We speak of communities of practice, and some organisations will have a group or communities dedicated to people related themes such as diversity, LBGTQ+ or faith and yet we rarely think about community as the backbone of the organism.
Yes, there will potentially be share of mind dedicated to the culture and yet even that can become hijacked by the corporate committee approach or the branding approach.
So what is a community and why does it matter in organisations? Let’s look to the etymology of the word ‘community’ or ‘communitatus’ in Latin. We find ‘com’ – a prefix meaning together, ‘munis’ taken to mean the changes or exchanges that link, and ‘tatus’ a suffix suggesting diminutive, small, intimate or local.
We might translate this as a ‘small’ group of people (togetherness) linked through exchanges (communication). As we track the word in its various uses through centuries, other factors emerge such as common interests, equality, living together, shared purpose and even unity of will.
What is clear about community is that it invokes a sense of togetherness, a bond that unites and provides a network within which people can thrive. They thrive because within the community they feel secure and free enough to share without fear of being rejected.
The increased focus on psychological safety within organisations gives us a clue that maybe we are subtly moving toward a higher iteration of community within our workplaces. For centuries we have had the backbone of paternalism which, at best, has provided safety but without liberty and at worst has created communities where control and conformity have been the norm. We are not out of these woods yet.
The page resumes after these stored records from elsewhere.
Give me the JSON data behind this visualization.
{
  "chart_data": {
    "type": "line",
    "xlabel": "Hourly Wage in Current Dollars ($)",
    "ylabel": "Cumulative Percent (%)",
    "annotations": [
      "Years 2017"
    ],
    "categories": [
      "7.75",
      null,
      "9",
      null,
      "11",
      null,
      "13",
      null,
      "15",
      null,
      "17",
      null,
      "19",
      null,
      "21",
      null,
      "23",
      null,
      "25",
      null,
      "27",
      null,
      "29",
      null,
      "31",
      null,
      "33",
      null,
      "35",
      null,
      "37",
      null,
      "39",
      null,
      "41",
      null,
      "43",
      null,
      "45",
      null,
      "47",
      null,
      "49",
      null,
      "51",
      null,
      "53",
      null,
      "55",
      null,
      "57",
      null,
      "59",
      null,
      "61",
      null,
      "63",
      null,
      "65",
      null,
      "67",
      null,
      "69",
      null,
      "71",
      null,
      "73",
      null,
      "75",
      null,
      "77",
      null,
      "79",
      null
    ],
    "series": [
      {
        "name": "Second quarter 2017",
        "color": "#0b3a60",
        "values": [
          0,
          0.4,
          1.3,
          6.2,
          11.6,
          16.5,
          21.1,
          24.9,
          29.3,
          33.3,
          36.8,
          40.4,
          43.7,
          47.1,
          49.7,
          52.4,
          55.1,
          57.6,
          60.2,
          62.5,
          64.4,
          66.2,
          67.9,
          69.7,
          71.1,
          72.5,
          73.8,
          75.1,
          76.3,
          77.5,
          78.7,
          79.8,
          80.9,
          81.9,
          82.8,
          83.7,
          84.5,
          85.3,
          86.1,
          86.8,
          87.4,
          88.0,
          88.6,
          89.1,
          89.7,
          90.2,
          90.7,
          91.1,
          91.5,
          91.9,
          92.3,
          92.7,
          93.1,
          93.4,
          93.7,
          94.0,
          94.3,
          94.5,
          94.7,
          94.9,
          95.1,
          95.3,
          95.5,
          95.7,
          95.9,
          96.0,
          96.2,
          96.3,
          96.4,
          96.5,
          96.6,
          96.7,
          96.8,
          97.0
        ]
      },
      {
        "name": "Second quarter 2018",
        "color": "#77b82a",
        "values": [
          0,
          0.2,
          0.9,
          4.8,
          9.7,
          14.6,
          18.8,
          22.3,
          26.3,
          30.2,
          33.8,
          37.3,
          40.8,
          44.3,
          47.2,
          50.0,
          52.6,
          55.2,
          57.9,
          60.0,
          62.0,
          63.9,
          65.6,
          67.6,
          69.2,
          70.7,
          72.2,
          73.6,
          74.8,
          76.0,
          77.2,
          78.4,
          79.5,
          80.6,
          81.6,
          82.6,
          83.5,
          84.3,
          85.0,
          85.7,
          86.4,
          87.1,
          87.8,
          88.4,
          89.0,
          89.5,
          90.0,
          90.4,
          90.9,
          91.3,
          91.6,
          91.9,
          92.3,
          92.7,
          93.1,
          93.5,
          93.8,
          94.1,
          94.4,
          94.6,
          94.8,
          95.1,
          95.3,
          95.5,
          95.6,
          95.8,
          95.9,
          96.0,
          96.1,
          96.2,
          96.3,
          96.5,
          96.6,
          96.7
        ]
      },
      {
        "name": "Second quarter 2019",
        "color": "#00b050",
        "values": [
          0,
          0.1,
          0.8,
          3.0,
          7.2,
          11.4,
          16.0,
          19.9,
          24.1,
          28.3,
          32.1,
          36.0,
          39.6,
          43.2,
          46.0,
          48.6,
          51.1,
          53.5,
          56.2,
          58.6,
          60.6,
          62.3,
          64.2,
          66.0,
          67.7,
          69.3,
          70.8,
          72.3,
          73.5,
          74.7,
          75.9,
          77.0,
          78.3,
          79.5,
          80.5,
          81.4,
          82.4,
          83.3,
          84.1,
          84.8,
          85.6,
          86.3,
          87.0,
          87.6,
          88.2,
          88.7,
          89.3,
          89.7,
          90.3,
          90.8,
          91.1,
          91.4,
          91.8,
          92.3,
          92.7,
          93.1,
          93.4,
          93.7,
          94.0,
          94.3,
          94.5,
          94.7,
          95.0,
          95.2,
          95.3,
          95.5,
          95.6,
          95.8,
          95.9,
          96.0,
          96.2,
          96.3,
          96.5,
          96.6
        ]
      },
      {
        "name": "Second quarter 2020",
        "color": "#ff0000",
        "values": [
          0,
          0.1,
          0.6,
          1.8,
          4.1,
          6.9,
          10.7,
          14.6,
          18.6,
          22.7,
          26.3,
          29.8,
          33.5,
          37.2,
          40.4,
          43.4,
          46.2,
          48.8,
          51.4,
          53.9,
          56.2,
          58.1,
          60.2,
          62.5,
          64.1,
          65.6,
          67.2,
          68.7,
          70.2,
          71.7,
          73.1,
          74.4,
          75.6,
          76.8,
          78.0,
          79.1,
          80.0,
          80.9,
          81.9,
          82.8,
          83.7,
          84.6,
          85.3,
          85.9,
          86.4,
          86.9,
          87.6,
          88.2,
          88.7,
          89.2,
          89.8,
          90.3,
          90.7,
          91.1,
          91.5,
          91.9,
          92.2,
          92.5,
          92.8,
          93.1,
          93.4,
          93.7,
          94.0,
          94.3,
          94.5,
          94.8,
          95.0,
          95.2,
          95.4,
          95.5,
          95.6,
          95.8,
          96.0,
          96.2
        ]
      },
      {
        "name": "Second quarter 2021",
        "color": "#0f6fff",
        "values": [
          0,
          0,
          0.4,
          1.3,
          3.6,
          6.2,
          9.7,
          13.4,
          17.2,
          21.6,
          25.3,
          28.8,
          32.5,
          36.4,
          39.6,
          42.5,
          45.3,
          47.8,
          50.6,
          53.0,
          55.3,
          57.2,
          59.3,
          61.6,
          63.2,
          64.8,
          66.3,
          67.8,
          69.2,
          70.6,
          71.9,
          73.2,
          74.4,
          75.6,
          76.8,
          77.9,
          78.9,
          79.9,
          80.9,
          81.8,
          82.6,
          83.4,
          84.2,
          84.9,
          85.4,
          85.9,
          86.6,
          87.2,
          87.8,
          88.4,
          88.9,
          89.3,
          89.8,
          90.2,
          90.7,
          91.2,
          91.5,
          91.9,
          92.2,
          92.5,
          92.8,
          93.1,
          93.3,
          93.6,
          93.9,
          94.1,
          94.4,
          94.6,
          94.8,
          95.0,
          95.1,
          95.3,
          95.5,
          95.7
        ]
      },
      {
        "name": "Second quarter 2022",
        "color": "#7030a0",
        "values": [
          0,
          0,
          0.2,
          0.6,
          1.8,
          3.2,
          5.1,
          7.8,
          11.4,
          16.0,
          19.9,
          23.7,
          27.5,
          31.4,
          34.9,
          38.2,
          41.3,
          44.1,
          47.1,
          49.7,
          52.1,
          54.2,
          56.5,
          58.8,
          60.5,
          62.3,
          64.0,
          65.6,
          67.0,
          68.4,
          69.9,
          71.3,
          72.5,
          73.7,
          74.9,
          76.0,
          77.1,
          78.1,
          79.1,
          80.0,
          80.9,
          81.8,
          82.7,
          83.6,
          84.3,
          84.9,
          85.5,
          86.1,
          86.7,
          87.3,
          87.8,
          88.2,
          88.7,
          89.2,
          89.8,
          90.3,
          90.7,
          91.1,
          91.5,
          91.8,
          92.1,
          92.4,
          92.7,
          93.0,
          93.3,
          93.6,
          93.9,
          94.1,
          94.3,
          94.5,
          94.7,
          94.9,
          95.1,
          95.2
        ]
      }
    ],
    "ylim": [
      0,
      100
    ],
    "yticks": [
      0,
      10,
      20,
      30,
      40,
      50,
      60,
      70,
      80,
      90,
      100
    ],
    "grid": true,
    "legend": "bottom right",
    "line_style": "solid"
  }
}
If we place community at the centre of our cultural focus, we will be seeking to create greater connectedness and the formation of social networks that empower, enable and uplift those within – not simply for task completion or political positioning or career advancement but because it creates health, well-being and harmony.
And here we might consider how we achieve this culture. The building of social capital might be a useful lens through which to explore this, defined by Harvard University Political Scientist Robert D. Putnam as “the collective value of all social networks (who people know) and the inclinations that arise from these networks to do things for each other (norms of reciprocity).”
Margaret Heffernan speaks of social capital as a culture of helpfulness, candour, openness. And, whilst another jargonistic term isn’t always helpful, the tenets of social capital are: fostering greater care, kindness, helpfulness, reciprocity, connectivity, safety and security to be open and free.
Whilst some may argue that the notion of community might feel more like a social club than a business, we might ask ourselves why they must be mutually exclusive. Some of us will have had the good fortune to work within an organisation where we have truly touched into this higher sense of community and it is motivating, energising, joyful and sustaining. Who doesn’t want that in their place of work?